The Merry Gentleman Review
By David Kempler
Ladies and Gentlemen, Prepare to be Bored
About six months ago I was talking to a buddy and asked him whatever happened to Michael Keaton. He shrugged his shoulders and remarked that now that I had mentioned it, he hadn't seen Keaton in quite some time. He has always been, in my opinion, a vastly underrated actor, capable of comedy, drama, and pulling off deranged, as he did so well in "Pacific Heights". Whatever he has been up to, he has returned, and not only is he the star of the show but he is also the director of the show.

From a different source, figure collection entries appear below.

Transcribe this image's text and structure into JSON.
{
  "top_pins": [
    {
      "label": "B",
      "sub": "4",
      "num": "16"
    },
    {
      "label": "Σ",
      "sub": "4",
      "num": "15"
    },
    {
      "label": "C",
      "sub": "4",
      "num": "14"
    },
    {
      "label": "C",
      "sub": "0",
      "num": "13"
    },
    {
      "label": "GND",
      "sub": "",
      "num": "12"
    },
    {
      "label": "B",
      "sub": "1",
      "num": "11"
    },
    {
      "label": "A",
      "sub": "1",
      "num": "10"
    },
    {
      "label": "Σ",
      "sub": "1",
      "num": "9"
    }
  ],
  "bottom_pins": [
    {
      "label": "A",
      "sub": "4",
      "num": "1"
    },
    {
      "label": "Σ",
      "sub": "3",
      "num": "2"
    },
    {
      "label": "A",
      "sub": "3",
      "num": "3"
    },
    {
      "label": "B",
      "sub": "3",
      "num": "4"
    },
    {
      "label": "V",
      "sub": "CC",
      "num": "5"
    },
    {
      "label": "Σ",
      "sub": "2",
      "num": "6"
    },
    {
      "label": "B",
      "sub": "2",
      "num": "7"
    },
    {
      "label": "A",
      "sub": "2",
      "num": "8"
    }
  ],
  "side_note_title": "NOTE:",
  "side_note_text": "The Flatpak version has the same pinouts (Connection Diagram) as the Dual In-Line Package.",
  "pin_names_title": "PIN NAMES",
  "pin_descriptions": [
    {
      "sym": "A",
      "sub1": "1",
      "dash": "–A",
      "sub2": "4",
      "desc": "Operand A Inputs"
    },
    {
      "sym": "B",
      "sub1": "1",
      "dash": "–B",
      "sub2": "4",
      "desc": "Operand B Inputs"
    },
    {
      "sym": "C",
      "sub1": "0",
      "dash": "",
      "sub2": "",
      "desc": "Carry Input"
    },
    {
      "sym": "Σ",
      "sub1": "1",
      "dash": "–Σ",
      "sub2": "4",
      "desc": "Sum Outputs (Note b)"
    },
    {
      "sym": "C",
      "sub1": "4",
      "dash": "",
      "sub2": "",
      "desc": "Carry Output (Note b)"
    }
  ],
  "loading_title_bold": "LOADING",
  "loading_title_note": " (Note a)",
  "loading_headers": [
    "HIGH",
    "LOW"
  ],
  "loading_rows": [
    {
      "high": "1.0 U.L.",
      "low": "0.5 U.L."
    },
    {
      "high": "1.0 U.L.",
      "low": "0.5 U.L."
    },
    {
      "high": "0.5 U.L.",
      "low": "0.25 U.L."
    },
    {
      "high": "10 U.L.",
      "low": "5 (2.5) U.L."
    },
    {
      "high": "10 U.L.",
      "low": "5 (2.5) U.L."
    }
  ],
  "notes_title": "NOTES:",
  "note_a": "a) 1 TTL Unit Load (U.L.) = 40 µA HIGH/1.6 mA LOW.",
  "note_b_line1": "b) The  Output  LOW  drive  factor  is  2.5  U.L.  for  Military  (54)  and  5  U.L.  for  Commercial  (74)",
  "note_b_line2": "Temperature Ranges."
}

"The Merry Gentleman" opens as a smoldering, crackling, moody mystery that finds Frank Logan (Keaton) assassinating "ordinary citizens". People get shot in office buildings, cars, wherever they happen to be. Logan is calculating, unfeeling, unfazed and seemingly acting without reason. Of course we know there is a reason and the journey will hopefully reveal everything in a rewarding way. That is not the case here.
Kelly Macdonald (Kate Frazier) answers phones in an average office and exists in a world with overly average people. Her path crosses with Logan when she thinks she may have witnessed someone pondering suicide. This interaction sets off a series of events that feel improbable, forced, and that simply don't make much sense. People are being executed, cops are looking for the bad guys and Logan and Macdonald find themselves in the middle of a non-relationship.
What started as an intriguing film simply devolves into a bore-fest that leaves us scratching our heads. We sit there anxiously awaiting something, anything to happen. Perhaps it will enlighten us as to what is going on behind the readily apparent. But nothing does happen. To be totally fair there are one or two moments of mystery but these instances also lay out there like a balloon that has lost all of its air. Again, nothing is explained to the audience. We are reduced to staring at something even if we do not have a clue what it is.
When "The Merry Gentleman" mercifully ends and the credits roll you are left with nothing to hold onto or chew upon. Certainly this has been done on purpose; the question is why. When the lights came on inside the theater, I turned to my lady friend and asked her to explain to me what we had just witnessed. She shrugged and didn't have a clue. I turned to the row of people behind us but they were as confused as we were as to what we had watched. The same scene played out all over the theater. It left me wishing that Mr. Keaton had waited a bit longer to return to the screen.